Cruise, one of the self-driving taxi operators, blamed congestion on mobile networks for many of the issues experienced which is interesting. Have they not considered the impact of running up to 500 vehicles on the mobile network?
After just one week, a large proportion of the self-driving taxi fleet was grounded by the Californian Department of Motor Vehicles which allowed just 50 vehicles during the day and 150 at night. This decision was taken in response to an autonomous taxi crashing into an emergency vehicle and injuring one passenger. The same day, another self-driving taxi crashed into another vehicle in the city.
We’re written quite extensively about autonomous vehicles on interconnected and the challenges that autonomy poses not only from a technology perspective, but also from a safety and legal perspective. It is rather unfortunate that the proponents for this technology and regulators have moved forward with allowing autonomous vehicles access on city streets without addressing the safety and legal issues first. I suspect that the first lawsuit against an autonomous vehicle company will be a landmark precedent in the U.S.
I think we’re a long way away from ever letting driverless trucks on the road unless we really want some Final Destination scenes on our streets.

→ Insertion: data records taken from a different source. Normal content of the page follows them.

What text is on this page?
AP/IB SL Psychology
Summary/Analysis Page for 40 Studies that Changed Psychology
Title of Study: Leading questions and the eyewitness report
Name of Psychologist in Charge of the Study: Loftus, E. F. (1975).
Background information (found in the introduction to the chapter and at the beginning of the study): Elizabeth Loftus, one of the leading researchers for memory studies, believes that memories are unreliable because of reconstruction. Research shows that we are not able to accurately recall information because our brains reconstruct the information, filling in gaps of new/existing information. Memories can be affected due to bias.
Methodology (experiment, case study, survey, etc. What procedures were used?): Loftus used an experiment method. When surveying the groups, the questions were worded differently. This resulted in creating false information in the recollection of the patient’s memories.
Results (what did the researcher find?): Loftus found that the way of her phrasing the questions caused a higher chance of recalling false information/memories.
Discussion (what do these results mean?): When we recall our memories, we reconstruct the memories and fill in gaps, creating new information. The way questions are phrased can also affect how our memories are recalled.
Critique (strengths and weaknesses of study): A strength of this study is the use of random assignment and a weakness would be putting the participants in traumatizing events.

Siemens Energy massive losses from wind turbine business
Siemens announced an expected loss of 4.5 billion euros primarily driven due to significant issues in the wind turbine business. Part of these losses (around 1.6 billion) stem from cumulated rotor repairs on their onshore turbines, while an additional 600 million are estimated from materials costs increases. These losses have been significant enough to trigger a “review the strategy in the wind business as a whole, which has been producing negative surprises and losses for years.” (Source in German).